At the end of the day, everything I do serves student joy. Pleasure is an important and necessary part of the learning process, and I believe that joyful energy is what gives students the grit and drive to read difficult texts, revise their work to high standards, and come to class fully prepared. I want students to be excited to come to class, to chatter away, and, as is often reported to me during conferences, to breathlessly fill in their parents and families on the drive home or over dinner about what we talked about that day. I give them time to share and talk, and allow my own personality—kind, quick, witty, and absurd—to shine through. We begin every class with a check-in question, something short ("what color describes your mood today?") and sometimes relevant ("like the characters in The Importance of Being Earnest, what would your alter ego be?"). My students love to make fun of me (gently!) when I say for the millionth time, "This is one of my favorite stories/poems/novels." They ask me, how can they all be my favorite? I try to show them. During discussion, I name student contributions and explain their value: "I love that idea, Alex, because…" or "That is a really smart observation, Rishabh, do the rest of y'all see that?" I write their ideas on the board, draw arrows, make connections right in front of them so they can see how their observations become thesis statements, essay responses, or just sheer interesting, connected reflections upon the text that are intrinsically valuable.  

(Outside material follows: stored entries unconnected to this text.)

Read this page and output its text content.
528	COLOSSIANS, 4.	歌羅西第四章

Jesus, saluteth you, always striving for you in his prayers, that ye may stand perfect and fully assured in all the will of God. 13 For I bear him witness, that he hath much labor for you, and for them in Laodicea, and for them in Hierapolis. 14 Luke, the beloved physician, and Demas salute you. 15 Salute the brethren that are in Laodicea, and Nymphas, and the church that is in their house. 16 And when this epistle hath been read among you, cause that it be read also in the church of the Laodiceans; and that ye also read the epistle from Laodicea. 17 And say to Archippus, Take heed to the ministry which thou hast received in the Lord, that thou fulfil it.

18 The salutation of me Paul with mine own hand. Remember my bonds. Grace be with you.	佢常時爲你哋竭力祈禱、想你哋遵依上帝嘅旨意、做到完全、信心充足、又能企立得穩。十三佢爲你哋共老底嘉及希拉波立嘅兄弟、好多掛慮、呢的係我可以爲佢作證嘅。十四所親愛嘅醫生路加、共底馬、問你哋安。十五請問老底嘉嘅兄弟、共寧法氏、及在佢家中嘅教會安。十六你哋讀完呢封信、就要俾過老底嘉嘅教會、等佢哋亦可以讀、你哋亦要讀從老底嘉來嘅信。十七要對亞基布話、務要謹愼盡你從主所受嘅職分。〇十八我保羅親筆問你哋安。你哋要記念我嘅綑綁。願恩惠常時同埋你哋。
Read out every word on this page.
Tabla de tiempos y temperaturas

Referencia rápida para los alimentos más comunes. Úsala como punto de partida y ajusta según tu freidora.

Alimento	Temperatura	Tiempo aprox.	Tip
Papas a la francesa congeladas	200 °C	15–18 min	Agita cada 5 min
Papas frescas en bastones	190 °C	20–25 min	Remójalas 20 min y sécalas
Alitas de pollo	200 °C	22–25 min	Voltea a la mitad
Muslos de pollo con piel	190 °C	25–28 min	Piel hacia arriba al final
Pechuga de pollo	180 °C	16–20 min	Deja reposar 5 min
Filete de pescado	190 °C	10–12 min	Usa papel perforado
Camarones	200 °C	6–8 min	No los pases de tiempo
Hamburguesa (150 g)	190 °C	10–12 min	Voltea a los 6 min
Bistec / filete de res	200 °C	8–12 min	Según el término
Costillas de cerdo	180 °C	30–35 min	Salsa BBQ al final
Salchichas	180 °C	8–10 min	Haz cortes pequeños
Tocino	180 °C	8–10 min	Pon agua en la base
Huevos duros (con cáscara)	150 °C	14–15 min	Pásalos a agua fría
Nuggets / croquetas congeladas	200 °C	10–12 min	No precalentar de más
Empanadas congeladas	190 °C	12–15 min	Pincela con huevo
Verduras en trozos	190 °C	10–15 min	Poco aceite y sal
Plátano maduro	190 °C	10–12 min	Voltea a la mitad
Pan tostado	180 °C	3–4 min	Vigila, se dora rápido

I am lucky to see many concrete ways that my beliefs in my work and teaching are effective. I see it when students bounce into class, waving and yelling hello to me, and then immediately tell me three weird, funny, personal stories. I see it when I am asked to write a dozen recommendation letters every fall for students applying to colleges across the country, and when those same high school seniors invite me to their scholarship dinners as an honored mentor and we spend the entire night cackling with laughter and sharing about our hopes an dreams for the future. I feel it most in those personal moments when a student shares with me that I made her feel for the first time like her voice mattered, or when another told me that I reinforced in him an "unknown courage" that he didn't know he had. I want to work with students because they are beautiful brains, and wildly vibrating hearts, with big feels and a lot of worries about the world. It is life-giving work that I take incredibly seriously, because it is ultimately the work of being human.